Second, no correlation was found between postoperative varus alignment and better clinical outcomes in patients with preoperative varus alignment. These findings contradict the previous studies which argued that patients with preoperative varus might need different alignment target and that restoring the mechanical axis to mild varus might lead to better results in this subgroup [40]. The debate on the effect of the postoperative varus on the patient satisfaction is especially important given that it is long considered to be devastating in terms of implant survival [21, 26]. Recent studies suggested that there might be a conflict of interest between patient satisfaction and implant survivorship [39, 40]. In the basic science studies, overall varus alignment or tibia varus positioning was associated with increased stress in the medial compartment and increased wear of polyethylene inlay [9, 19, 28, 32]. While most studies found no correlation of patient satisfaction with long leg alignment measured on long leg radiographs, Vanlommel et al. [40] showed superior clinical outcome when restoring the overall mechanical axis to 3°–6° varus. However, only patients with preoperative varus of more then 3° were included. The author’s explanation was that at least part of those patients had a prearthritic “constitutional varus” and undercorrection to this approximate alignment could be a more physiological option. In our work, these findings were not confirmed. Using 3D-CT scans pre- and postoperatively it was found no correlation between the postoperative overall alignment, as well as TKA component position with patients’ satisfaction during 2 years of follow-up. Based on our findings and current evidence, the concept of constitutional varus alignment is still not proven and it is not recommended to aim for varus alignment in patients with preoperative varus patients [18, 20, 27].

Finally, it was shown that although the pre- and postoperative whole limb alignments were significantly different between the groups, no difference in KSS scores was found. This finding is in agreement with previous findings [24, 40]. The preoperative alignment correlated with the postoperative alignment, i.e., more varus knees were corrected into varus and more valgus knees into valgus, although the target was neutral mechanical axis in all the cases.
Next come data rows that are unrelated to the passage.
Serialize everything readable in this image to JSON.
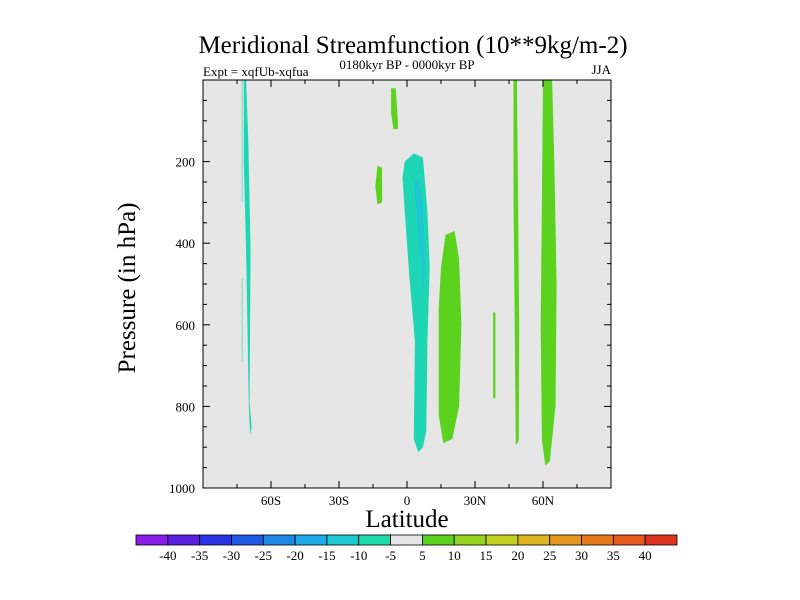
{
  "chart_data": {
    "type": "contour",
    "title": "Meridional Streamfunction (10**9kg/m-2)",
    "subtitle_left": "Expt = xqfUb-xqfua",
    "subtitle_center": "0180kyr BP - 0000kyr BP",
    "subtitle_right": "JJA",
    "xlabel": "Latitude",
    "ylabel": "Pressure (in hPa)",
    "xlim": [
      -90,
      90
    ],
    "ylim": [
      0,
      1000
    ],
    "y_inverted": true,
    "x_ticks": [
      {
        "value": -60,
        "label": "60S"
      },
      {
        "value": -30,
        "label": "30S"
      },
      {
        "value": 0,
        "label": "0"
      },
      {
        "value": 30,
        "label": "30N"
      },
      {
        "value": 60,
        "label": "60N"
      }
    ],
    "y_ticks": [
      {
        "value": 200,
        "label": "200"
      },
      {
        "value": 400,
        "label": "400"
      },
      {
        "value": 600,
        "label": "600"
      },
      {
        "value": 800,
        "label": "800"
      },
      {
        "value": 1000,
        "label": "1000"
      }
    ],
    "background_color": "#e6e6e6",
    "contour_levels": [
      "-40",
      "-35",
      "-30",
      "-25",
      "-20",
      "-15",
      "-10",
      "-5",
      "5",
      "10",
      "15",
      "20",
      "25",
      "30",
      "35",
      "40"
    ],
    "colorbar_colors": [
      "#8a1ee8",
      "#5a1ee0",
      "#2a32e6",
      "#1e5ae6",
      "#1e86e6",
      "#1eaae6",
      "#1ec8d2",
      "#1edcaa",
      "#e6e6e6",
      "#5ad21e",
      "#96d21e",
      "#c3d21e",
      "#dcb41e",
      "#e6961e",
      "#e6781e",
      "#e65a1e",
      "#dc321e"
    ],
    "regions": [
      {
        "label": "negative -10 to -5",
        "color": "#1ed6b4",
        "points": [
          [
            -72,
            0
          ],
          [
            -71,
            0
          ],
          [
            -70,
            150
          ],
          [
            -69,
            420
          ],
          [
            -69.5,
            790
          ],
          [
            -68.5,
            850
          ],
          [
            -69.2,
            870
          ],
          [
            -69.8,
            800
          ],
          [
            -71,
            420
          ],
          [
            -72,
            200
          ]
        ]
      },
      {
        "label": "negative -10 to -5",
        "color": "#1ed6b4",
        "points": [
          [
            -72.9,
            0
          ],
          [
            -72.6,
            0
          ],
          [
            -72.6,
            300
          ],
          [
            -72.9,
            300
          ]
        ]
      },
      {
        "label": "negative -10 to -5",
        "color": "#1ed6b4",
        "points": [
          [
            -72.9,
            485
          ],
          [
            -72.6,
            485
          ],
          [
            -72.6,
            690
          ],
          [
            -72.9,
            690
          ]
        ]
      },
      {
        "label": "negative -10 to -5",
        "color": "#1ed6b4",
        "points": [
          [
            -1,
            200
          ],
          [
            3,
            180
          ],
          [
            7,
            190
          ],
          [
            9,
            320
          ],
          [
            10,
            460
          ],
          [
            9,
            640
          ],
          [
            8.5,
            860
          ],
          [
            7,
            900
          ],
          [
            5,
            912
          ],
          [
            3,
            880
          ],
          [
            3.5,
            640
          ],
          [
            1,
            480
          ],
          [
            -1,
            320
          ],
          [
            -2,
            240
          ]
        ]
      },
      {
        "label": "negative -10 to -5",
        "color": "#1ec8d2",
        "points": [
          [
            3,
            250
          ],
          [
            5,
            240
          ],
          [
            7,
            300
          ],
          [
            8,
            450
          ],
          [
            7,
            520
          ],
          [
            5,
            380
          ]
        ]
      },
      {
        "label": "positive 5 to 10",
        "color": "#5ad21e",
        "points": [
          [
            -7,
            20
          ],
          [
            -5,
            20
          ],
          [
            -4,
            100
          ],
          [
            -4,
            120
          ],
          [
            -6,
            120
          ],
          [
            -7,
            80
          ]
        ]
      },
      {
        "label": "positive 5 to 10",
        "color": "#5ad21e",
        "points": [
          [
            -13,
            210
          ],
          [
            -11,
            215
          ],
          [
            -11,
            300
          ],
          [
            -13,
            305
          ],
          [
            -14,
            260
          ]
        ]
      },
      {
        "label": "positive 5 to 10",
        "color": "#5ad21e",
        "points": [
          [
            17,
            380
          ],
          [
            21,
            370
          ],
          [
            23,
            440
          ],
          [
            24,
            600
          ],
          [
            23,
            800
          ],
          [
            20,
            880
          ],
          [
            16,
            890
          ],
          [
            14,
            820
          ],
          [
            14,
            560
          ],
          [
            15,
            460
          ]
        ]
      },
      {
        "label": "positive 5 to 10",
        "color": "#5ad21e",
        "points": [
          [
            38,
            570
          ],
          [
            39,
            570
          ],
          [
            39,
            780
          ],
          [
            38,
            780
          ]
        ]
      },
      {
        "label": "positive 5 to 10",
        "color": "#5ad21e",
        "points": [
          [
            47,
            0
          ],
          [
            48.5,
            0
          ],
          [
            49,
            300
          ],
          [
            49.5,
            600
          ],
          [
            49.3,
            885
          ],
          [
            48,
            895
          ],
          [
            47.5,
            600
          ],
          [
            47,
            300
          ]
        ]
      },
      {
        "label": "positive 5 to 10",
        "color": "#5ad21e",
        "points": [
          [
            60,
            0
          ],
          [
            64,
            0
          ],
          [
            65,
            200
          ],
          [
            66,
            500
          ],
          [
            65.5,
            800
          ],
          [
            63,
            935
          ],
          [
            61,
            945
          ],
          [
            59.5,
            880
          ],
          [
            59,
            600
          ],
          [
            59.5,
            300
          ]
        ]
      }
    ]
  }
}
Hence, during TKA surgery, the surgeon tends to slightly undercorrect the knee, probably to avoid excessive alteration of soft-tissue tension.

The present study bears a number of limitations to be considered. The major limitation is the relatively small number of patients included. Moreover, as only few patients had low KSS scores, the correlation that was found in the non-varus group was based on few isolated cases. Larger case series are defiantly needed to clarify the relationship between the preoperative limb alignment and the patients’ satisfaction rate.
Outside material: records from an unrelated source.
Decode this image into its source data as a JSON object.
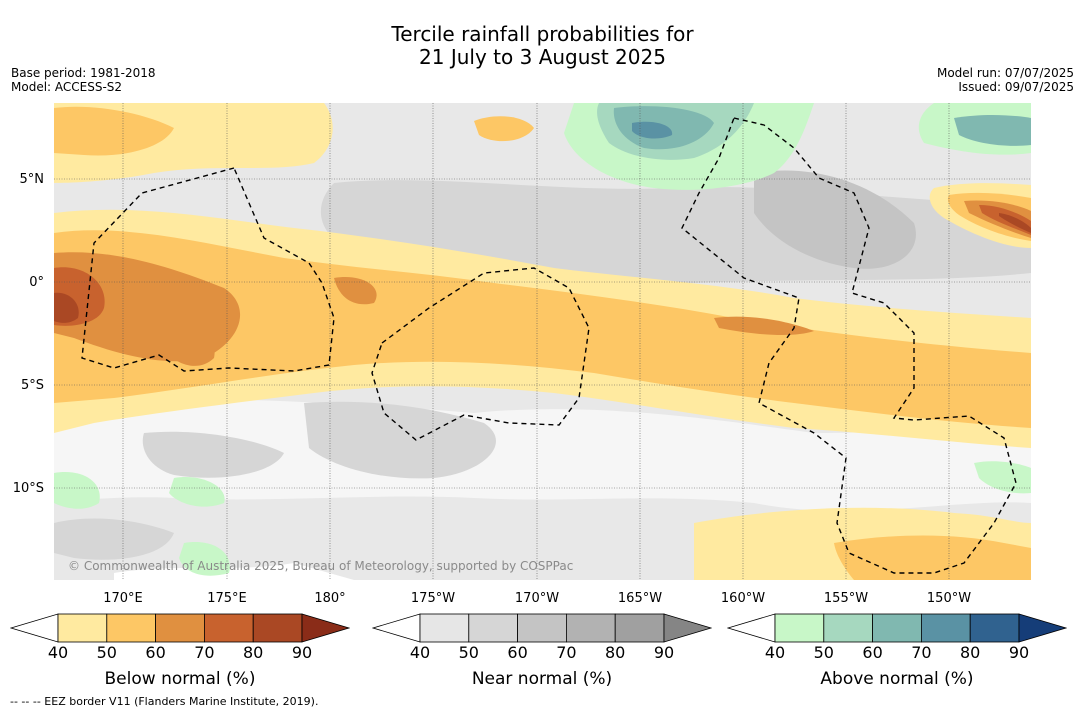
{
  "title": {
    "line1": "Tercile rainfall probabilities for",
    "line2": "21 July to 3 August 2025"
  },
  "meta_left": {
    "base_period": "Base period: 1981-2018",
    "model": "Model: ACCESS-S2"
  },
  "meta_right": {
    "model_run": "Model run: 07/07/2025",
    "issued": "Issued: 09/07/2025"
  },
  "lat_labels": [
    "5°N",
    "0°",
    "5°S",
    "10°S"
  ],
  "lon_labels": [
    "170°E",
    "175°E",
    "180°",
    "175°W",
    "170°W",
    "165°W",
    "160°W",
    "155°W",
    "150°W"
  ],
  "copyright": "© Commonwealth of Australia 2025, Bureau of Meteorology, supported by COSPPac",
  "colorbars": [
    {
      "name": "below",
      "title": "Below normal (%)",
      "ticks": [
        "40",
        "50",
        "60",
        "70",
        "80",
        "90"
      ],
      "colors": [
        "#ffffff",
        "#ffeaa0",
        "#fdc765",
        "#e09040",
        "#c8622e",
        "#aa4824",
        "#8a2c18"
      ]
    },
    {
      "name": "near",
      "title": "Near normal (%)",
      "ticks": [
        "40",
        "50",
        "60",
        "70",
        "80",
        "90"
      ],
      "colors": [
        "#ffffff",
        "#e6e6e6",
        "#d6d6d6",
        "#c4c4c4",
        "#b2b2b2",
        "#a0a0a0",
        "#858585"
      ]
    },
    {
      "name": "above",
      "title": "Above normal (%)",
      "ticks": [
        "40",
        "50",
        "60",
        "70",
        "80",
        "90"
      ],
      "colors": [
        "#ffffff",
        "#c8f7c8",
        "#a6d8bf",
        "#80b8b0",
        "#5a92a4",
        "#30628f",
        "#153d78"
      ]
    }
  ],
  "footnote": "--  --  -- EEZ border V11 (Flanders Marine Institute, 2019)."
}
The clinical relevance of the current article is represented by the fact that, this is the first study, which tested the relationship between the preoperative and postoperative coronal alignment and the patients’ satisfaction using 3D-CT scan.

Conclusion

A significant correlation was found between neutral limb alignment and higher KSS only in patients with preoperative non-varus alignment. The concept of constitutional varus alignment is still under debate. Moreover, it appears that one should aim for a more individualized, alignment target based on the knee morphotype.